Open dwillis opened 7 years ago
I think we could do that here and include it as part of the cleaning process.
I agree that would be best, although we won't be able to match all of them.
I was also thinking about writing something that can search members by year and name actually. Do you know if there is any data on staff members?
I've noticed some interesting honorifics in the data set Such as 'fr'. I think it would be useful to put the honorifics into a separate column. Would it be preferable to remove the honorific from the name string or leave it in there and just have it duplicated? I'm strongly in favor of attempting to map to the existing IDs so that it's easy to cross reference with other tables.
@sangxia we do have data on staff members, at least for the past 6 years or so: https://projects.propublica.org/represent/expenditures.
@dwillis That data should be useful, but those before 2009 only exist in paper format? Thinking maybe it's better to start with members of congress first?
@zacherybohon I've never heard of 'fr'. What does it mean? Googled the name of the person with 'fr' but nothing useful it seems.
@sangxia Yeah, paper only prior to 2009. Members are much more important to me.
@zacherybohon in this context, I'm guessing that 'fr' is a reference to a religious figure, since the House and Senate both have official chaplains and they have been known to travel to Italy to accompany trips to meet the Pope.
@dwillis, it means 'Father' as in a priest.
I see.
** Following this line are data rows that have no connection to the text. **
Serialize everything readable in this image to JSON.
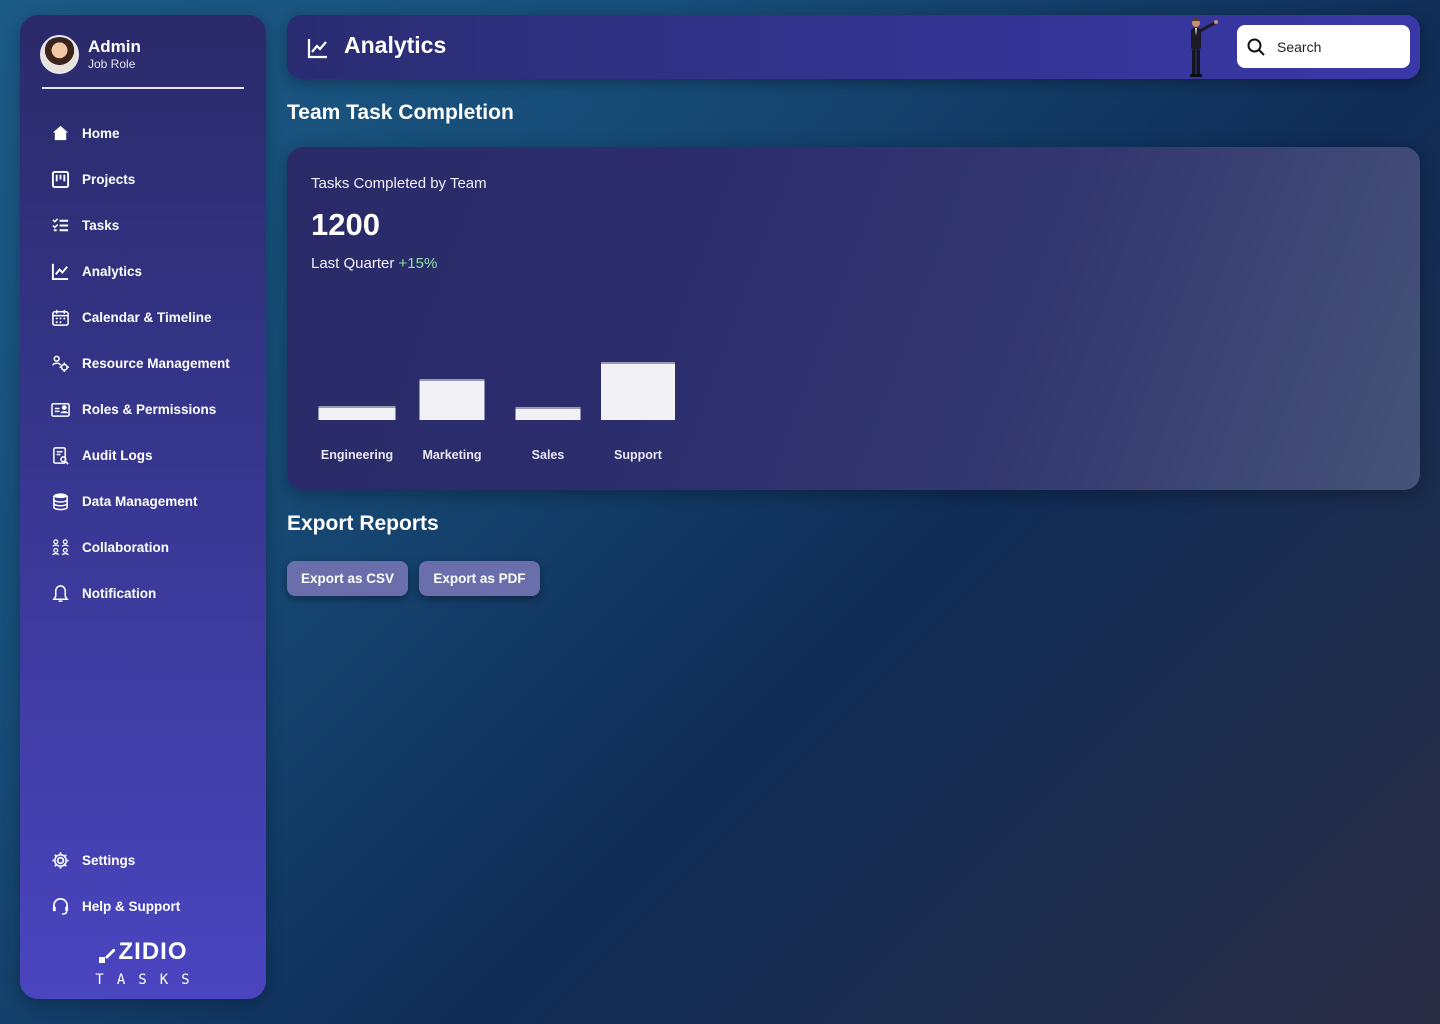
{
  "profile": {
    "name": "Admin",
    "role": "Job Role"
  },
  "sidebar": {
    "items": [
      {
        "label": "Home",
        "icon": "home-icon"
      },
      {
        "label": "Projects",
        "icon": "projects-icon"
      },
      {
        "label": "Tasks",
        "icon": "tasks-icon"
      },
      {
        "label": "Analytics",
        "icon": "analytics-icon"
      },
      {
        "label": "Calendar & Timeline",
        "icon": "calendar-icon"
      },
      {
        "label": "Resource Management",
        "icon": "resource-icon"
      },
      {
        "label": "Roles & Permissions",
        "icon": "roles-icon"
      },
      {
        "label": "Audit Logs",
        "icon": "audit-icon"
      },
      {
        "label": "Data Management",
        "icon": "database-icon"
      },
      {
        "label": "Collaboration",
        "icon": "collaboration-icon"
      },
      {
        "label": "Notification",
        "icon": "bell-icon"
      }
    ],
    "bottom_items": [
      {
        "label": "Settings",
        "icon": "gear-icon"
      },
      {
        "label": "Help & Support",
        "icon": "headset-icon"
      }
    ]
  },
  "brand": {
    "name": "ZIDIO",
    "tagline": "TASKS"
  },
  "header": {
    "title": "Analytics",
    "search_placeholder": "Search"
  },
  "main": {
    "section_title": "Team Task Completion",
    "card": {
      "label": "Tasks Completed by Team",
      "value": "1200",
      "period": "Last Quarter",
      "change": "+15%"
    },
    "export_title": "Export Reports",
    "export_csv": "Export as CSV",
    "export_pdf": "Export as PDF"
  },
  "colors": {
    "accent": "#3a38a8",
    "bar": "#f1f1f6",
    "positive": "#8ee3a3",
    "button": "#6a6eab"
  },
  "chart_data": {
    "type": "bar",
    "categories": [
      "Engineering",
      "Marketing",
      "Sales",
      "Support"
    ],
    "values": [
      14,
      41,
      13,
      58
    ],
    "ylim": [
      0,
      100
    ],
    "title": "",
    "xlabel": "",
    "ylabel": "",
    "grid": false,
    "legend": "none"
  }
}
I'll try to find some time to make a first version this week.
In terms of searching members, you can use the Sunlight Congress API (without an API key for now) to search for legislators (example: https://congress.api.sunlightfoundation.com/legislators?query=price&all_legislators=true&state=GA) and then filter to see which result is in the House during the time period of the trip. If it's more than one person, we'll need to try matching on first name or just give up.
I now have some code that matches using lastname + dates using data from https://github.com/unitedstates/congress-legislators . Don't think it's good enough yet because there are some very common lastnames. Will try to see how to use the other parts of the names. They come in all kinds of formats in the travel reports so it'll probably be messy.
PR approved and merged
Hi, all! Just checking in on this one. Sounds like @sangxia is still working on some things so I'll leave it open. Just let me know if I've got that wrong. Otherwise I'll keep an eye on how things are going. Thank you! cc @zacherybohon @dwillis
@restrellado I was thinking it might help if we could take into account committee information when doing the search, but I think that needs more research and I don't have a clear idea how to do that at the moment. I don't think the other things I wrote are going to give much improvement in performance.
I propose closing this one and opening another specifically for adding committee information as part of the search. I can assign @sangxia as the point person for that. Anyone opposed?
Actually on second thought, I read through the whole thread again and it sounds like this is still focused on improving the way we identify names in the dataset. The way the conversation has progressed still seems relevant so we should probably keep it all together. Let's leave it open and see where it goes. Open to other ideas if folks feel different.
Most of the lawmakers in this data are prefaced with "Hon." and it occurred to me that we might be able to match at least some of them to their canonical Congressional Biographical Directory IDs using the ProPublica Congress API or the source of its member data, which is this project.
Thoughts on whether this should be something done in this repository or something I should do downstream?